Discussion in 'Retail Brokers' started by bungrider, Jun 14, 2002.

  1. While trying to dump 1000 shares this morning, i made the mistake of using limit orders. If you were asleep at the open today, the market was moving very fast for the first ten minutes.

    I was using SMART routing, and trying to hit bids with 100sh increments, and my orders were almost always sent to Island, where they were not filled in time, despite there being a valid bid from another ECN or MM at my limit price.

    Well, IB, you just found another way to fuck me. Congrats.

    Anyone out there switch from IB to Point Direx? Please IM me with your experience so far. I think that was just the last straw with IB for me.

  2. BTW, if anyone else had a similar experience, please post it and we can (maybe) figure out what went wrong. (The above post was referring to closing out a long position, not initiating a short, and the stock was nas NMS). I was selling 100-200sh per order and aiming for bids.

    Normally execution is IB's strong point, but I've never had an experience like this. It's my assumption that when I sent in the order (and in retrospect I should've been using market orders, but normally I never ever use market orders since I mostly trade listed) there was an ISLD bid at my limit price, but someone else beat me to it, and what I don't get is if I sent the order in as SMART, why it didn't reroute to the other bid at the same price instead of keeping it at ISLD moving my sell to the offer side??? Do only market orders automatically reroute to another destination if your initial venue has already been hit??
  3. mskl


    why don't you call the help desk and ask them to see exactly what happened with your orders?

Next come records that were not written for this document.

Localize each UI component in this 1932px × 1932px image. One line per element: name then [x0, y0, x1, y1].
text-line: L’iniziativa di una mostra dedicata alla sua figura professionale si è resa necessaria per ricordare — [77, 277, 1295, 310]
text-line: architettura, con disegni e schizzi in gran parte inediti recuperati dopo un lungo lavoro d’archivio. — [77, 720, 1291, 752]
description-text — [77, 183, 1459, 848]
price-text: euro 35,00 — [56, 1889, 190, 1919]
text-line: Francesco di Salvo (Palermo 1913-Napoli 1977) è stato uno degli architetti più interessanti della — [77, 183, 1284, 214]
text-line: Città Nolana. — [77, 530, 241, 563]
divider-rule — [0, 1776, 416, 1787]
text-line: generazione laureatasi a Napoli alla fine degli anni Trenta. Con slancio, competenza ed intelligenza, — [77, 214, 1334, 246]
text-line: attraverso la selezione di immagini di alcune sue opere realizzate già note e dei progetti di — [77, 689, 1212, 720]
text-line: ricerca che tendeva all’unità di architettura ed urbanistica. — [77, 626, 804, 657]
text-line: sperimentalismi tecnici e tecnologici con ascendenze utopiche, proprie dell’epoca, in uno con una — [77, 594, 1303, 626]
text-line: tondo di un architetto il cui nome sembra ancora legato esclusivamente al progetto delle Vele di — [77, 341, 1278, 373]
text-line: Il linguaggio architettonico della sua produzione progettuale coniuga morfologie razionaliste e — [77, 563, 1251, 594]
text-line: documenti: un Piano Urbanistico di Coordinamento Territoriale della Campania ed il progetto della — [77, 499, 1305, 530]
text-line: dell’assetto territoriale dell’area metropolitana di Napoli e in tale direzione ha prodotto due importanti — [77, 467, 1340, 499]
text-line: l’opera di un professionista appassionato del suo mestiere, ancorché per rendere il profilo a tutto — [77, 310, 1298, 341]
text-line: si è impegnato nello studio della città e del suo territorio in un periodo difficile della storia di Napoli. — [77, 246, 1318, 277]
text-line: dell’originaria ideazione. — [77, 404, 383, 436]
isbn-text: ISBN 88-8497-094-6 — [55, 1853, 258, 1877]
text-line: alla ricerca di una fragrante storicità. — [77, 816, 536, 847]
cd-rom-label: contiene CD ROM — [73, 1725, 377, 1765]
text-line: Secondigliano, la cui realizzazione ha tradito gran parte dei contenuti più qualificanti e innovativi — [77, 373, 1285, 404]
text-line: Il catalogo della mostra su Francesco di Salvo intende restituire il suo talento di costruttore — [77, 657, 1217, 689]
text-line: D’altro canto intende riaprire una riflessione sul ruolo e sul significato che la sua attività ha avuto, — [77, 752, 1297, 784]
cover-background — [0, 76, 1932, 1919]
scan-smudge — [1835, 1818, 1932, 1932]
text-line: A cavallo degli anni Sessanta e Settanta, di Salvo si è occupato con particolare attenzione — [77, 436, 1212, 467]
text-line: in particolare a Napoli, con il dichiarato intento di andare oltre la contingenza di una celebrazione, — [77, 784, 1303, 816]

    I have asked in the past and they have done an "audit trail" to see where your order was sent and you will see why you missed the trade. (perhaps it was an IB problem but you will never know until you contact them)
  4. bung: as far i've seen, re-routing occours in certain
    intervals. ib's servers check not always for the opportunity
    to reroute, so you are better off with cancel & new order.
  5. i think the interval is something between 10 and 30 seconds.
  6. thanks saschabr. that explains it. next time i'll go market.
  7. mskl


    I don't think this is the case. I had a trade not too long ago that didn't execute and I was told that IB constantly searched for a an order to match against your limit order.

    For example I sent a limit order to sell IBM at $90.55. The order was sent to the NYSE. The stock downticked but after a few minutes IBM came back and the NYSE was $90.60 bid - trading at $90.65 at the NYSE. In the destination column, it indicated that my order was at the NYSE. But I never got a fill. When I asked for an audit trail it was shown that my order went initially to the NYSE but just before the NYSE went $90.60 bid, there was another $90.60 bid on Island so my order was cancelled at the NYSE in order to sell to Island but just as the order was cancelled the bid on Island disappeared and the time the order was sent back to the NYSE then that bid was also gone. It is possible that this can happen.
  8. mjt


  9. mskl


    It only spends 10 seconds at the destination if there should be an execution with no response from the market. If the order is no longer marketable at the destination then it immediately will go to another destination if it can find a match.

    I'm not sure if this order routing depends on "IB QUOTES". If it does then if IB is having a quote problem then one should never send their orders via SMART/BEST.
  10. Kymar


    Doesn't that pretty much already answer your question?

    I don't use IB, but, in fast market conditions, esp. during the first 10 mins., and almost no matter how good your connection is, you can't even be sure that the quotes you're seeing are up-to-the-second. You'd have to ask IB how they're algorithm is written, and how long it takes to cancel an unmatched ISLD order, and what it goes through before it aims for and tries to hit another possible source of liquidity, and so on, but you can't even be sure, I don't think, what the system was "seeing" during the (split?) seconds during which you were observing.